RE: Prayer needed -
07-21-2005, 07:52 AM
I've started the day with the blues once again. It's been a while since I felt depressed. This morning, thoughts of death are overwhelmingly inundating. I had to keep myself indoors for a while, cos I was thinking of either jumping the bridge that leads to the intersection near my house or just plain getting hit by a zooming vehicle. I hope I don't get to work late.
I've hid a few forks from myself so that I don't hurt myself. At the moment, I'm playing some Diana Ross music. It is mellow and comforting.
I feel so alone....it is as though I've been locked up in a fiery furnace and I'm the only one not burning fast enough. The wierd thing is that my whole family is here this summer but I feel worse around them.

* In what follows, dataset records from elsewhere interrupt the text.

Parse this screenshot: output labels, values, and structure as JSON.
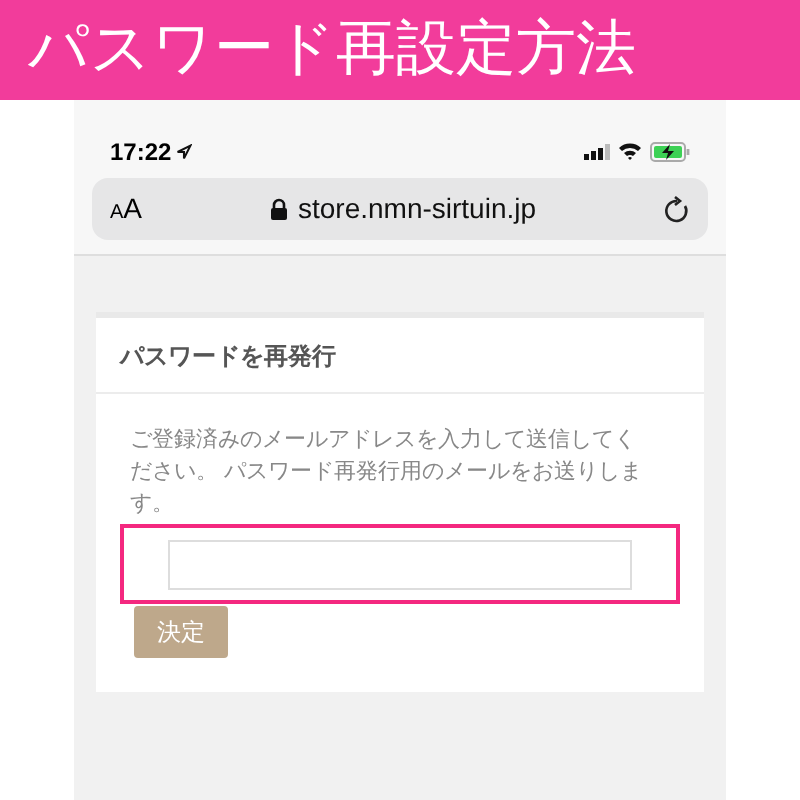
{
  "banner": {
    "title": "パスワード再設定方法"
  },
  "status_bar": {
    "time": "17:22"
  },
  "address_bar": {
    "text_size": "AA",
    "url": "store.nmn-sirtuin.jp"
  },
  "card": {
    "title": "パスワードを再発行",
    "instructions": "ご登録済みのメールアドレスを入力して送信してください。 パスワード再発行用のメールをお送りします。",
    "submit_button": "決定",
    "highlighted": true
  }
}
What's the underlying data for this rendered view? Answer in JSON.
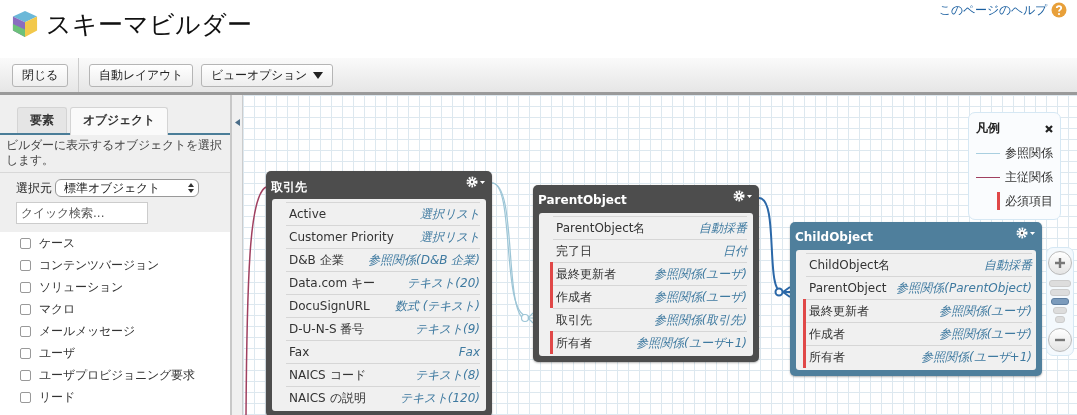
{
  "header": {
    "title": "スキーマビルダー",
    "help_link": "このページのヘルプ"
  },
  "toolbar": {
    "buttons": [
      {
        "label": "閉じる",
        "kind": "plain"
      },
      {
        "label": "自動レイアウト",
        "kind": "plain"
      },
      {
        "label": "ビューオプション",
        "kind": "dropdown"
      }
    ]
  },
  "sidebar": {
    "tabs": [
      {
        "label": "要素",
        "selected": false
      },
      {
        "label": "オブジェクト",
        "selected": true
      }
    ],
    "description": "ビルダーに表示するオブジェクトを選択します。",
    "source_label": "選択元",
    "source_value": "標準オブジェクト",
    "search": {
      "placeholder": "クイック検索..."
    },
    "items": [
      {
        "label": "ケース",
        "checked": false
      },
      {
        "label": "コンテンツバージョン",
        "checked": false
      },
      {
        "label": "ソリューション",
        "checked": false
      },
      {
        "label": "マクロ",
        "checked": false
      },
      {
        "label": "メールメッセージ",
        "checked": false
      },
      {
        "label": "ユーザ",
        "checked": false
      },
      {
        "label": "ユーザプロビジョニング要求",
        "checked": false
      },
      {
        "label": "リード",
        "checked": false
      }
    ]
  },
  "canvas": {
    "objects": [
      {
        "name": "取引先",
        "selected": false,
        "fields": [
          {
            "name": "Active",
            "type": "選択リスト",
            "required": false
          },
          {
            "name": "Customer Priority",
            "type": "選択リスト",
            "required": false
          },
          {
            "name": "D&B 企業",
            "type": "参照関係(D&B 企業)",
            "required": false
          },
          {
            "name": "Data.com キー",
            "type": "テキスト(20)",
            "required": false
          },
          {
            "name": "DocuSignURL",
            "type": "数式 (テキスト)",
            "required": false
          },
          {
            "name": "D-U-N-S 番号",
            "type": "テキスト(9)",
            "required": false
          },
          {
            "name": "Fax",
            "type": "Fax",
            "required": false
          },
          {
            "name": "NAICS コード",
            "type": "テキスト(8)",
            "required": false
          },
          {
            "name": "NAICS の説明",
            "type": "テキスト(120)",
            "required": false
          }
        ]
      },
      {
        "name": "ParentObject",
        "selected": false,
        "fields": [
          {
            "name": "ParentObject名",
            "type": "自動採番",
            "required": false
          },
          {
            "name": "完了日",
            "type": "日付",
            "required": false
          },
          {
            "name": "最終更新者",
            "type": "参照関係(ユーザ)",
            "required": true
          },
          {
            "name": "作成者",
            "type": "参照関係(ユーザ)",
            "required": true
          },
          {
            "name": "取引先",
            "type": "参照関係(取引先)",
            "required": false
          },
          {
            "name": "所有者",
            "type": "参照関係(ユーザ+1)",
            "required": true
          }
        ]
      },
      {
        "name": "ChildObject",
        "selected": true,
        "fields": [
          {
            "name": "ChildObject名",
            "type": "自動採番",
            "required": false
          },
          {
            "name": "ParentObject",
            "type": "参照関係(ParentObject)",
            "required": false
          },
          {
            "name": "最終更新者",
            "type": "参照関係(ユーザ)",
            "required": true
          },
          {
            "name": "作成者",
            "type": "参照関係(ユーザ)",
            "required": true
          },
          {
            "name": "所有者",
            "type": "参照関係(ユーザ+1)",
            "required": true
          }
        ]
      }
    ],
    "legend": {
      "title": "凡例",
      "items": [
        {
          "label": "参照関係",
          "kind": "lookup"
        },
        {
          "label": "主従関係",
          "kind": "master"
        },
        {
          "label": "必須項目",
          "kind": "required"
        }
      ]
    },
    "zoom": {
      "level": 0.5
    }
  }
}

Kwanza, jana I got a decent pay-check and I tried in vain to treat folks. I think only Mzee liked his giant bottle of Miller's light and crunchy peanut doughnuts. Mathe didn't feel jack. She only quipped that she hasn't heard 'Rivers of Babylon' by Boney M in several years. I bought her the CD lakini the zero-sum feeling continued...My sis started ujinga of what abt the bills and I asked why she is worried when we always get bills cleared in good time. Sometimes her faithless attitude just makes me wonder why she calls herself a Christians...People in Christ are supposed to live by faith. Everyday we count our blessings....every time we are hit by small troubles we are supposed to rejoice 'knowing faith worketh patience'....I gave her 40 bucks for the Cable Bill and then she said she will see to it that our HBO and other channels are katwaad. I was hoping that I'd have HBO to watch Def-Jam poetry every Friday. I have volunteered to pay for the extra costs of having more TV channels but regardless, she won't budge. What's the point of making money, if it can't be spent to make one's life tolerable??
I think I might just call off work....I might end up bungling up my duties na leo ni siku kuu kwa dept ya inventory.
Oh God! Why do we have to be oscillating through many emotional roller coasters????